6 Woonservicegebieden

Om zo lang mogelijk gezond en zelfredzaam te blijven is het voor bewoners belangrijk een woon- en leefomgeving te hebben waarin zij zich goed voelen en dat zij vertrouwen hebben in de buurt. Het gaat daarbij niet alleen om fysieke inrichting van de woonomgeving, maar ook om een goed functionerend leefklimaat met een sterke sociale samenhang. Dat wil zeggen dat bewoners onderling contact hebben. Dat kan variëren van elkaar groeten op straat en elkaar, als het nodig is, ondersteunen tot het gezamenlijk ondernemen van activiteiten, zoals het organiseren van een straat of buurtfeest. Het gaat er ook om dat mensen elkaar op zaken kunnen aanspreken als dat nodig is.

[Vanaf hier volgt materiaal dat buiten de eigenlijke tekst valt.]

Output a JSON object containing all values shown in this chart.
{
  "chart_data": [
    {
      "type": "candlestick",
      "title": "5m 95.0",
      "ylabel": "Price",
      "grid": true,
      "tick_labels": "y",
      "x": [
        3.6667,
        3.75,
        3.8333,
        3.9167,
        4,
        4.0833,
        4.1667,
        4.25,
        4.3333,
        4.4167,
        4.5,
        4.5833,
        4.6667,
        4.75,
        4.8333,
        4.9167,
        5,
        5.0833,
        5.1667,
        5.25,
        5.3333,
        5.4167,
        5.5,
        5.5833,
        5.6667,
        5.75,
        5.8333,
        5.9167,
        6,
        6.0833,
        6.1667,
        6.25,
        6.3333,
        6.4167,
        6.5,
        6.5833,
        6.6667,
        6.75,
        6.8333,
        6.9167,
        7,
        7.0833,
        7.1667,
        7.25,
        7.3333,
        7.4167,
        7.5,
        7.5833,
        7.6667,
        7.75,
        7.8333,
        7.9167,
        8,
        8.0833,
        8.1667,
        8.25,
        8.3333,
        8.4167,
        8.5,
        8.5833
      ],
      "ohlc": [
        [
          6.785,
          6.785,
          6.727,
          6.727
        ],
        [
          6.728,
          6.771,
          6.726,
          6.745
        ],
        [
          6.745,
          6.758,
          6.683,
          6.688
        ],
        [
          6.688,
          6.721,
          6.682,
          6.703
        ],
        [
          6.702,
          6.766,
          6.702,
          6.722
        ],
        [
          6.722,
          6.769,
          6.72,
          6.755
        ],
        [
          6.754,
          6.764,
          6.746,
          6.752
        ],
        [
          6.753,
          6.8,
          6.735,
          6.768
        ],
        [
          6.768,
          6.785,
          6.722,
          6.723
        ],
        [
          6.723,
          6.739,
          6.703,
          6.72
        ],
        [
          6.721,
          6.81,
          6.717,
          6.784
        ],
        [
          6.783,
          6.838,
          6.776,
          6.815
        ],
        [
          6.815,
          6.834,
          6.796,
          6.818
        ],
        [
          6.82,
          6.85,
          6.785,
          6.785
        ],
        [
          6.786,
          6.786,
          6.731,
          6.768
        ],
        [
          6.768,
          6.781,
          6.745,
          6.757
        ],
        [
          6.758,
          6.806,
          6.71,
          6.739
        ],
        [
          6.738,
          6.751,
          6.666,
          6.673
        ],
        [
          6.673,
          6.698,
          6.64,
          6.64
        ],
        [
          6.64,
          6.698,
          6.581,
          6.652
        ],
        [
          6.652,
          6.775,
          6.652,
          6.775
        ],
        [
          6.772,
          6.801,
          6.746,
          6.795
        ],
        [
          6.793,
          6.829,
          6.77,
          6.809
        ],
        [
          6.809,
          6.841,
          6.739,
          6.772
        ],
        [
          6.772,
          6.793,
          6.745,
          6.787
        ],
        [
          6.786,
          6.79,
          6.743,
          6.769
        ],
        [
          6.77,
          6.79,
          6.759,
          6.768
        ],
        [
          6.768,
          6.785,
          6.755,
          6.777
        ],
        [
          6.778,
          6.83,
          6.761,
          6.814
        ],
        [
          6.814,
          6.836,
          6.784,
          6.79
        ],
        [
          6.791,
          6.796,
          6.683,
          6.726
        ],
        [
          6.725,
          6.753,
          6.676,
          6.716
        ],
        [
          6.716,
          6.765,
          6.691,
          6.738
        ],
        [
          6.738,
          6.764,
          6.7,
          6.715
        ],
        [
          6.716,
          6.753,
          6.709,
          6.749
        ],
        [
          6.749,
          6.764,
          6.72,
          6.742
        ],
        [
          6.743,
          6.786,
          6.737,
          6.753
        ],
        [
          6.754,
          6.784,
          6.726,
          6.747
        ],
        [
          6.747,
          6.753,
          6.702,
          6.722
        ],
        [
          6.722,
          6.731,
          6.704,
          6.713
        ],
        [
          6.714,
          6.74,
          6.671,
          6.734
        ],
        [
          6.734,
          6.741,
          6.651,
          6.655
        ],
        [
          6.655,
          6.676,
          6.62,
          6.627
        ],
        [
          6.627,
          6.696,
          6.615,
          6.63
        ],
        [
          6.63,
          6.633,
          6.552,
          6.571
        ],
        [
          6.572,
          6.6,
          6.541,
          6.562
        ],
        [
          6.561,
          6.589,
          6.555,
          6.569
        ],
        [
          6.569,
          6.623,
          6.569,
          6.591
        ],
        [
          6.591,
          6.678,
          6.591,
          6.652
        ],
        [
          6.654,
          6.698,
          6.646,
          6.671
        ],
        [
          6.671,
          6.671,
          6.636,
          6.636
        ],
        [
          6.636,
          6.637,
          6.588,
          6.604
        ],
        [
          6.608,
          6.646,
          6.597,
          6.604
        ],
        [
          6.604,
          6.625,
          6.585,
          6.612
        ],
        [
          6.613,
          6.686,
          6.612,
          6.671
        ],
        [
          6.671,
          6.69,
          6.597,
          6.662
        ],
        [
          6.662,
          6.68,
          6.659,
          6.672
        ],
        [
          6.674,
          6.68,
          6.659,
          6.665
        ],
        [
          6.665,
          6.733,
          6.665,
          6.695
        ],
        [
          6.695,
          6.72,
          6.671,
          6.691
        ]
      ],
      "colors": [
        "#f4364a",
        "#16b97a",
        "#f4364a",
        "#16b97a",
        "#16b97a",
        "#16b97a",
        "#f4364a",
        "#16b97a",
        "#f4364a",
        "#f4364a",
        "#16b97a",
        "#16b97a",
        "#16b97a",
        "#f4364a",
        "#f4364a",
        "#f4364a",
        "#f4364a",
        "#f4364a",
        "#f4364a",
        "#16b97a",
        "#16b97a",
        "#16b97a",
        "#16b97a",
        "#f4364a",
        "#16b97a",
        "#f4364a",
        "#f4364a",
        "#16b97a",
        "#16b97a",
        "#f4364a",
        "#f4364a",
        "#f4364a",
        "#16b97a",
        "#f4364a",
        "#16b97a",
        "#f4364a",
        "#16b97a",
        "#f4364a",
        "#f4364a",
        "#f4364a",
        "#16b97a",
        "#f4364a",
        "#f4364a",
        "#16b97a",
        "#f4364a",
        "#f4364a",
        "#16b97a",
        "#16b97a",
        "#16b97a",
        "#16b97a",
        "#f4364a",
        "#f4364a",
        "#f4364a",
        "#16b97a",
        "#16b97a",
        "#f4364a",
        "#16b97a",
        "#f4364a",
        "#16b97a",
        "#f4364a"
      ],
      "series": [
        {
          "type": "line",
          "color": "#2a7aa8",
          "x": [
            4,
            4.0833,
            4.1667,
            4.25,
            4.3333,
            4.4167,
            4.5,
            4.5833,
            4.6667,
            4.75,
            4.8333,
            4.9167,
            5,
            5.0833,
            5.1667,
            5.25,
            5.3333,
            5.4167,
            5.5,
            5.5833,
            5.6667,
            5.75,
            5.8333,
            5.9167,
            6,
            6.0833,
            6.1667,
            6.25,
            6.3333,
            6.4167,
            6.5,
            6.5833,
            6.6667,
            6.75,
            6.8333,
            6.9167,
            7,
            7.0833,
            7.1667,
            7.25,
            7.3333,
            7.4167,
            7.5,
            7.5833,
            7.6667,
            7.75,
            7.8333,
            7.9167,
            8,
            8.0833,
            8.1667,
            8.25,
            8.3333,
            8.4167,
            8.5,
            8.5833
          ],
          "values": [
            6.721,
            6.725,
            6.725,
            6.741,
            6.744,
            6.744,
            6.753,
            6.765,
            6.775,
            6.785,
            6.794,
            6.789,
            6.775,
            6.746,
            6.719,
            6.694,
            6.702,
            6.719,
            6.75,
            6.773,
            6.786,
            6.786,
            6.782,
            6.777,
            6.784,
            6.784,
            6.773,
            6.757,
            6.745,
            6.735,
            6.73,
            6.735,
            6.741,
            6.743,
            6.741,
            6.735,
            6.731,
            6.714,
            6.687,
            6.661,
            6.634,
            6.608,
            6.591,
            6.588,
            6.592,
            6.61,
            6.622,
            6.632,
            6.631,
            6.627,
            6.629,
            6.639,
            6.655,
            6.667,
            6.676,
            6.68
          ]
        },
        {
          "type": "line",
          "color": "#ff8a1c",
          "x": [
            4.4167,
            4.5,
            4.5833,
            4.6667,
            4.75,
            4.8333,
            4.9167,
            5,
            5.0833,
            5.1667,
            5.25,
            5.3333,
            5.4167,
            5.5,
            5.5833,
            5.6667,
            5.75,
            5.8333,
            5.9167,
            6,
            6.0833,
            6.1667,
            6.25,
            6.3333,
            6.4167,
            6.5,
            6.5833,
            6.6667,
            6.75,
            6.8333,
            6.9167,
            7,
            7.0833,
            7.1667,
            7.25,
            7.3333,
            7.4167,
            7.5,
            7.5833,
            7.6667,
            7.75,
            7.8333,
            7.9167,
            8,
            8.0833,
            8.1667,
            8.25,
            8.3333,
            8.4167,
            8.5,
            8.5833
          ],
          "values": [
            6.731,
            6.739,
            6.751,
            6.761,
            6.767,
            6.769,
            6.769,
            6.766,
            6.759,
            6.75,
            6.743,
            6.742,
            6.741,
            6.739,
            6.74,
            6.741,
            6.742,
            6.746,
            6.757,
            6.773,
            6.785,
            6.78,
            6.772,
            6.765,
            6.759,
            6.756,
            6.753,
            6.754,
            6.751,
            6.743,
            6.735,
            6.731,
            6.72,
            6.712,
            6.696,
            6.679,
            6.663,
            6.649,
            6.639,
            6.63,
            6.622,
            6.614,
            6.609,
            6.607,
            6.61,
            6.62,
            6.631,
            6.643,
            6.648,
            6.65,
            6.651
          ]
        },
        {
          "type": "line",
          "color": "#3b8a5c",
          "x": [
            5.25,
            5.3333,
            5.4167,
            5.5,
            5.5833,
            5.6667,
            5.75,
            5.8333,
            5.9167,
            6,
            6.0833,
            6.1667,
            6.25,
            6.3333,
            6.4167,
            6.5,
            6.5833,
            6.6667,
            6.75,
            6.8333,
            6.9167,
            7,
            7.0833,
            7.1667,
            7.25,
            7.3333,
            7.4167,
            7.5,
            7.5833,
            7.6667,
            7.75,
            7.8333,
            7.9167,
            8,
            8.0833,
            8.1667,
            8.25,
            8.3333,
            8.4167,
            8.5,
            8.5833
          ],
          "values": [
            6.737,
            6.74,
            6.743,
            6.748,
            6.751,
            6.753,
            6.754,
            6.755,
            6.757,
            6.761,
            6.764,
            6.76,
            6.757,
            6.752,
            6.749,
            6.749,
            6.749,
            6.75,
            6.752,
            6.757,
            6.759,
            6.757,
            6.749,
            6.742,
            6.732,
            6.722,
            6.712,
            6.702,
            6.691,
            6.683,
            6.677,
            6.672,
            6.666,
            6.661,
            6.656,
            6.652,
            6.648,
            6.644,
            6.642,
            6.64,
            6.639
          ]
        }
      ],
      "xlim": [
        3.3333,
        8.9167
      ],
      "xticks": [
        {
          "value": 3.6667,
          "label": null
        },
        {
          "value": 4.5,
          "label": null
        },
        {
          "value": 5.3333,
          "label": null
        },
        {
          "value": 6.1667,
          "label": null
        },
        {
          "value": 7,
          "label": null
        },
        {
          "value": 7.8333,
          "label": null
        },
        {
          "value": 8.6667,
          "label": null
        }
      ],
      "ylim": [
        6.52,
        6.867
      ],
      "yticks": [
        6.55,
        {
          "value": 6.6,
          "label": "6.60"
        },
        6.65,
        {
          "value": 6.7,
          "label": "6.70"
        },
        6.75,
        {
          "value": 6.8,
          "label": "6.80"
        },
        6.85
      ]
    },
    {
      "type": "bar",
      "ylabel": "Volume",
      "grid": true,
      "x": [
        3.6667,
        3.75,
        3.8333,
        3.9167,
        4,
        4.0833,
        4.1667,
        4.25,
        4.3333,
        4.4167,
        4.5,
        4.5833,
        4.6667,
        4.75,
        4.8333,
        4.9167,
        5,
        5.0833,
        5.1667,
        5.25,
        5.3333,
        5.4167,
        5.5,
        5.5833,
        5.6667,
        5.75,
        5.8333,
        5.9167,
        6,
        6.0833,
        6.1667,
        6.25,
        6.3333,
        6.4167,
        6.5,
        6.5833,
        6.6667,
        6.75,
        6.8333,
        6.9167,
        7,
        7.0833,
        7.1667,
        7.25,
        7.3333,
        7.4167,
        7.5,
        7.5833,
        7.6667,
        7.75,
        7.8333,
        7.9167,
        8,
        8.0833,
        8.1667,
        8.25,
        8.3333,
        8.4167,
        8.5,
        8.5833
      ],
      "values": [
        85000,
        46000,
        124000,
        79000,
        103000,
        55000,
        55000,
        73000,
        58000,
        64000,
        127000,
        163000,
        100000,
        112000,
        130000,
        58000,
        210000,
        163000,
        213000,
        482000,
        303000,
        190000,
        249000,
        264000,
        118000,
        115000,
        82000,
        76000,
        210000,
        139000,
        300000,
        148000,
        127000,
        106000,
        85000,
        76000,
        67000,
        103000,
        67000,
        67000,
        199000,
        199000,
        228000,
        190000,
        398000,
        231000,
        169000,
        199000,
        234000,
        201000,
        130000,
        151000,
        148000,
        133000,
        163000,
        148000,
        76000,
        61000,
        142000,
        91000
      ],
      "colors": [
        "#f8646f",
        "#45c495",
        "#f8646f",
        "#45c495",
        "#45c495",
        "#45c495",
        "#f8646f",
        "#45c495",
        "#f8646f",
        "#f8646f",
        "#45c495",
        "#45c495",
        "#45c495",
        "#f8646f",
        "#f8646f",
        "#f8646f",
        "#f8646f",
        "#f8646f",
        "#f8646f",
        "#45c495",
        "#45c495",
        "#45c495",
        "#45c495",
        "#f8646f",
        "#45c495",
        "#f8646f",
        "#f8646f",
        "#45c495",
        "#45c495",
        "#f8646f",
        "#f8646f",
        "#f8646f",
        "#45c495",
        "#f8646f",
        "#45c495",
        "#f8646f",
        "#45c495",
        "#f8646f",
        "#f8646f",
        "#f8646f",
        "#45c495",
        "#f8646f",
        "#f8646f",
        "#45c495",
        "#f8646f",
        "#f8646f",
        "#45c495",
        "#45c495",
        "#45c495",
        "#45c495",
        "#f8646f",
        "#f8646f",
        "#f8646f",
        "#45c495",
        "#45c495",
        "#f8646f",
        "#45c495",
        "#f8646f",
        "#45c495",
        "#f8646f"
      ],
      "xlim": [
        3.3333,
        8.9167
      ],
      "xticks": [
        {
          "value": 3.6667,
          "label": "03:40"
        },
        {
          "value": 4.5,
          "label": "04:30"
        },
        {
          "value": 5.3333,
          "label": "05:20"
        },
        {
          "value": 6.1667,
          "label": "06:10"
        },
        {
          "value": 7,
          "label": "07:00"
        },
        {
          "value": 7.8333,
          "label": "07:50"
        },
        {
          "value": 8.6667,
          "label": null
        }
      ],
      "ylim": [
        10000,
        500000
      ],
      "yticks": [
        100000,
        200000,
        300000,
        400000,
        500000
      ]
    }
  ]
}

In de gemeente Wierden kennen we tot op heden vijf woonservicegebieden: Wierden Oost, Enter, Hoge Hexel, Notter Zuna en Rectum Ypelo. In 2013 wordt Wierden West een woonservicegebied.

Met woonservice werken we aan de realisatie van een samenhangend aanbod van wonen, welzijn en zorg waardoor het ook goed wonen is voor ouderen en mensen met een beperking. Een wijk waar mensen met een beperking zoveel mogelijk zelfstandig kunnen wonen en deelnemen aan de samenleving, waar nodig ondersteund door vrijwilligers, mantelzorgers en professionele voorzieningen. Mensen kunnen hierdoor zo lang mogelijk in eigen huis blijven wonen, ook als zij te maken krijgen met functiebeperkingen. Met de ontwikkeling van woonservicegebieden willen we inspelen op de groeiende en veranderende vraag van de ouderen en mensen met functie¬beperkingen.

De uitgangspunten van de woonservicegebieden:

- Individueel: Mensen, ook als ze ouder worden en/of te maken hebben met functiebeperkingen moeten zo goed mogelijk hun eigen leven kunnen blijven leiden en zich kunnen welbevinden.

- Maatschappelijk: een gemende bevolkingssamenstelling draagt bij aan de leefbaarheid en sociale samenhang in wijken en buurten. Mensen kennen elkaar en kunnen wat voor elkaar betekenen.

- Mensen en hun wensen zijn uniek. Mensen moeten keuzemogelijkheden en keuzevrijheid hebben.

6.1 Overzicht woonservicegebieden

Onderstaande tabel geeft een overzicht van de woonservicegebieden die reeds zijn opgezet. De fase waarin deze gebieden zich bevinden verschilt. Hierdoor varieert ook de mate van coördinatie en het aanbod van voorzieningen.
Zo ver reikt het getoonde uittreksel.